"Of that I know nought, sire," answered Gowrie; "but I can assure your majesty that the only wealth this dear girl brings with her to me is herself, and three thousand ducats which her grandfather had saved."
"Sorry to hear it," said the king. "We could have wished you a wealthier bride, my lord;" and there he stopped.
Gowrie remained also silent, anxious to hear what the king's consideration of the subject would lead him to, and at all events to get some definite answer upon which he might act. He thought that the next question might be, where he had left Julia, but he was prepared with an answer even for that, although he much wished to avoid being compelled to give it. James, however, notwithstanding his despotic principles and his anxiety to establish a complete absolutism in church and state, was constitutionally timid with those of whose resistance he had had any experience; and he did not like to drive the earl to refuse an answer. He therefore merely said that which precluded him afterwards from acting upon the information he had really obtained, giving the earl greatly the advantage.

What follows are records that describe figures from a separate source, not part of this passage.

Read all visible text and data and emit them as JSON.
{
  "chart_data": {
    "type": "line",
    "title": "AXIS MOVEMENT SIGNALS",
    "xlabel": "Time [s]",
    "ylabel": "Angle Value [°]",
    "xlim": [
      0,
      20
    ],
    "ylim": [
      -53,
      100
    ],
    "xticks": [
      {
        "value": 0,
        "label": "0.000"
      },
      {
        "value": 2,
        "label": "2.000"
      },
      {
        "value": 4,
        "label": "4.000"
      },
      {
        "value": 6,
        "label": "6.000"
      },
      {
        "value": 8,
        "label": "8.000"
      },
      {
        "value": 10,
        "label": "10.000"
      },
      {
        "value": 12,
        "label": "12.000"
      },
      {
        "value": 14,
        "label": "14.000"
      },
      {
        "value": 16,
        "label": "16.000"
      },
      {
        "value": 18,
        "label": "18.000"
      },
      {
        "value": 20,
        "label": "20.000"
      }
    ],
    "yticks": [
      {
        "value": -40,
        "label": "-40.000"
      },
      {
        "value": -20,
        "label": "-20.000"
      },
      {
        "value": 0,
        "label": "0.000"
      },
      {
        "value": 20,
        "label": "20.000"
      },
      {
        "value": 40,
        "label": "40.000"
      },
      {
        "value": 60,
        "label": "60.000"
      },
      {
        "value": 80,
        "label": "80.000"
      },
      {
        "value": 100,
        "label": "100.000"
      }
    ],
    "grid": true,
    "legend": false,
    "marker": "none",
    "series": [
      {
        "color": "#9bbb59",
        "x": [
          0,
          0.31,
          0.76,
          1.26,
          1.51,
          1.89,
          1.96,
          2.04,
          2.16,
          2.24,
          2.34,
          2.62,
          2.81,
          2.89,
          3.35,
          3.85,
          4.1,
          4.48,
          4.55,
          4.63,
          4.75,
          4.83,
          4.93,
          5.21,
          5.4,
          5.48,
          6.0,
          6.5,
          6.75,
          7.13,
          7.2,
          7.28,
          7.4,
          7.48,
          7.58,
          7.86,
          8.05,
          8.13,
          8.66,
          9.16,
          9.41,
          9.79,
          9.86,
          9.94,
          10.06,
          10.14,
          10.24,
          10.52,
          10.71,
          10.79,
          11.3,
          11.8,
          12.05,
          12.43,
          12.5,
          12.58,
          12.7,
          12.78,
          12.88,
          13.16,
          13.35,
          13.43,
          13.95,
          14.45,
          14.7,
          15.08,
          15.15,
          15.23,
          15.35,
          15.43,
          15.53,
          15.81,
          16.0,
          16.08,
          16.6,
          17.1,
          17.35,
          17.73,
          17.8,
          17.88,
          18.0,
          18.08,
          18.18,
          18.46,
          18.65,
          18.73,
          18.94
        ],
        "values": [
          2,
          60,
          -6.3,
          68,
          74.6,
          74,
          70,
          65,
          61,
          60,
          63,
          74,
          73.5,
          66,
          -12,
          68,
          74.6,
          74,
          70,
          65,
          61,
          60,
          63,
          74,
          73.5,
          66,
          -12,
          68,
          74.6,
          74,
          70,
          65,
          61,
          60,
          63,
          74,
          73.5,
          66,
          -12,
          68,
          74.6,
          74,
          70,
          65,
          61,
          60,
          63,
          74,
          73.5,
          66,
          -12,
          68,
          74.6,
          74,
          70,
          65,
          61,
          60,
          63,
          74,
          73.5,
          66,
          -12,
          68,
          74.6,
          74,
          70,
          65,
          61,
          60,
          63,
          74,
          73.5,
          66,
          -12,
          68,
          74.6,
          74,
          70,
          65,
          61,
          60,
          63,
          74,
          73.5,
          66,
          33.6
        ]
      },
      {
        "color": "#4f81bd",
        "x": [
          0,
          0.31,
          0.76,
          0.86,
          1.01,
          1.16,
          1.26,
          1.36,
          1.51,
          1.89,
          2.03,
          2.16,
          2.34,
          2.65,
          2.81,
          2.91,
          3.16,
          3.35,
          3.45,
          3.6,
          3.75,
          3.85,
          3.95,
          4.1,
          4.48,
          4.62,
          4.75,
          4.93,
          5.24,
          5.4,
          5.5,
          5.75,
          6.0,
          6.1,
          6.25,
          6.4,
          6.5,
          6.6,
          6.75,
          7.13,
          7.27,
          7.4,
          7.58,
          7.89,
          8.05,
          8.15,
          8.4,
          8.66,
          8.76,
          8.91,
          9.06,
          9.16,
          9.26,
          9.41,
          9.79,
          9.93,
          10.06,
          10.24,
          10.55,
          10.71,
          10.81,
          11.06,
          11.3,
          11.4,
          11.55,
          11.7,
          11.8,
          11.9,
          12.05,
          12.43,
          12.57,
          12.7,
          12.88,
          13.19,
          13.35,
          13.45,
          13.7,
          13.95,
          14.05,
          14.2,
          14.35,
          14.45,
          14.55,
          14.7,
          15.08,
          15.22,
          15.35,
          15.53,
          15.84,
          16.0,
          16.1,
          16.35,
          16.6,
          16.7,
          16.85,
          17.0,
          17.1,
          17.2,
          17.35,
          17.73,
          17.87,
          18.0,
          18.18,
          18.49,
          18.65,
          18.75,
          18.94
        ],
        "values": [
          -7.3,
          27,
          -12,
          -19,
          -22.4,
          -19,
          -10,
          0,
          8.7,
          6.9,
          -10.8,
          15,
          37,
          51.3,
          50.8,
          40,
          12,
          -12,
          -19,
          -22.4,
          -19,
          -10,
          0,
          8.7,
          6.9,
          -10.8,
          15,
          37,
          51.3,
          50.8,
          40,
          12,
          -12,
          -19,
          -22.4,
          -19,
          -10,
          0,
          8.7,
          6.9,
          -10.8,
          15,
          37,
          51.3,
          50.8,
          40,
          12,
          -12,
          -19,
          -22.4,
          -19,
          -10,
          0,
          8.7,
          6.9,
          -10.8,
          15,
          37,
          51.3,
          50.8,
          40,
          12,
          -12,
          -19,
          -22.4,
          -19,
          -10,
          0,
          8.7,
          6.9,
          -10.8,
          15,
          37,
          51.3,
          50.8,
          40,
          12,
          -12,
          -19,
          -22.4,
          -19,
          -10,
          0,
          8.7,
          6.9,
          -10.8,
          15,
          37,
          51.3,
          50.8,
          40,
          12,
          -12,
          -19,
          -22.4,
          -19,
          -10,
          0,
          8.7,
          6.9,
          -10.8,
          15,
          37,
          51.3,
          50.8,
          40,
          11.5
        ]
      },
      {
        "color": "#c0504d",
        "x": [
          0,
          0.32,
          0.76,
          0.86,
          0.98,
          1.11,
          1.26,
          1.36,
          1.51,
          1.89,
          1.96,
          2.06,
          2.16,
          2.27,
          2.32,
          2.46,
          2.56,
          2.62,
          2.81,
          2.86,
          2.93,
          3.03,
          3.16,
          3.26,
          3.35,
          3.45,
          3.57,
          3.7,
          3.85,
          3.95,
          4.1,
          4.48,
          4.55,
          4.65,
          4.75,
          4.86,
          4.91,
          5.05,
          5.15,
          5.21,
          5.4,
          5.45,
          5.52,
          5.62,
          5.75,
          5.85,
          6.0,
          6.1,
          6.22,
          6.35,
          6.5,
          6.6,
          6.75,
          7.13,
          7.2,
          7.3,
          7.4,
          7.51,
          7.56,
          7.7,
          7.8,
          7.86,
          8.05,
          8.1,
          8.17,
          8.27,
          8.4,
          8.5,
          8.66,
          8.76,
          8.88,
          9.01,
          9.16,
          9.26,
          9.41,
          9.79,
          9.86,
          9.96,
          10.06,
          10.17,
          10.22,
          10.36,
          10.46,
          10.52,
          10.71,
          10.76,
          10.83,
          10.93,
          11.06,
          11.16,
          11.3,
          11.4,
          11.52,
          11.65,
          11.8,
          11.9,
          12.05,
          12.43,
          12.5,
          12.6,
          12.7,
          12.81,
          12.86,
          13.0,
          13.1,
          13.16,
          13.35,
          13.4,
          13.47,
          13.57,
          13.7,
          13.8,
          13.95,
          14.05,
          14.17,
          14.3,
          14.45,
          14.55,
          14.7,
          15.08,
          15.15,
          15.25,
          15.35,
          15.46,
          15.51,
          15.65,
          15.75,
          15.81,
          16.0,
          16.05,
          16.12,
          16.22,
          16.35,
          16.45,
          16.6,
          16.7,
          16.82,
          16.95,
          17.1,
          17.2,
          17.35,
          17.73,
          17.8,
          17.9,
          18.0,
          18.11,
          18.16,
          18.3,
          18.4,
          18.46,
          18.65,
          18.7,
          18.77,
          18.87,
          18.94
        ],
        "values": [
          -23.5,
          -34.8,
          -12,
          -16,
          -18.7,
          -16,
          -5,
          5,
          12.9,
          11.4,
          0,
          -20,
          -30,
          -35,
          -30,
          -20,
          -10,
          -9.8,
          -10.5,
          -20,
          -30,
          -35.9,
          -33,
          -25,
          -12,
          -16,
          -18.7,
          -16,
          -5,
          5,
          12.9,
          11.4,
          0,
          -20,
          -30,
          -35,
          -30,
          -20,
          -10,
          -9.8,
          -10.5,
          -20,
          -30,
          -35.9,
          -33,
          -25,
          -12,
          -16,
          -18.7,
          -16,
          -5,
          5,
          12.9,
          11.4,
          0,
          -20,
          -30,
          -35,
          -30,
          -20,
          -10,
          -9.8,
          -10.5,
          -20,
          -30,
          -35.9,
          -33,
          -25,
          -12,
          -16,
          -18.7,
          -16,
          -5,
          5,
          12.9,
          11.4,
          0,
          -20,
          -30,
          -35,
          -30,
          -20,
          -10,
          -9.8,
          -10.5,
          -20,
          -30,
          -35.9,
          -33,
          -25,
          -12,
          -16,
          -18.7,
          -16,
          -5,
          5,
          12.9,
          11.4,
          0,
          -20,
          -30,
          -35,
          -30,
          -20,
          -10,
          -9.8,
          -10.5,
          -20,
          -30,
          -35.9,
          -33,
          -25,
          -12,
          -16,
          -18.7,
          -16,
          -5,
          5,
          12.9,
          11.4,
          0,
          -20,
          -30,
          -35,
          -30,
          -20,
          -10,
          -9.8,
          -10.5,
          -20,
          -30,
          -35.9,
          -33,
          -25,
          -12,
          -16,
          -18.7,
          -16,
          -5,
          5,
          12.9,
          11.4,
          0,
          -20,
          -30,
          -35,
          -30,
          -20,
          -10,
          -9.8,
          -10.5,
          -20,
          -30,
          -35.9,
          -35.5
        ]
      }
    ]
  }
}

"And so the lady is in Italy?" he observed, after a somewhat lengthened pause.
"No, sire, she is not," answered Gowrie. "Her present abode I have engaged to keep secret, till such time as I may be permitted to present her to your majesty as my wife. Immediately that such is the case, and that we can be married, I will go to seek her, with your majesty's leave."
"As far as the court of London, I suppose?" said James, somewhat bitterly.
"No, sir, not above one quarter as far," replied the earl. "I should have been very sorry to have given any foreign prince a hold upon me, even through my affections."
James remained silent, and seemed to hesitate, for he played with the points of his doublet, and shuffled about the papers on the table.
"Well, my lord," he said at length, "the question is one of some difficulty. We must consider of the subject fully. All those Douglasses, even to the second degree, are banished men--exiled from the land; and it cannot be decided just in a moment whether we shall open the door to any of them. Besides, it might make strife and contention. Here, you see, is a sort of claim set up to the lands of Whiteburn, long since bestowed upon our faithful servant, Andrew Stuart."
"I will give an undertaking, sire, under my hand, that those claims shall never be pursued," said Gowrie, "under the penalty of forfeiting five times their value."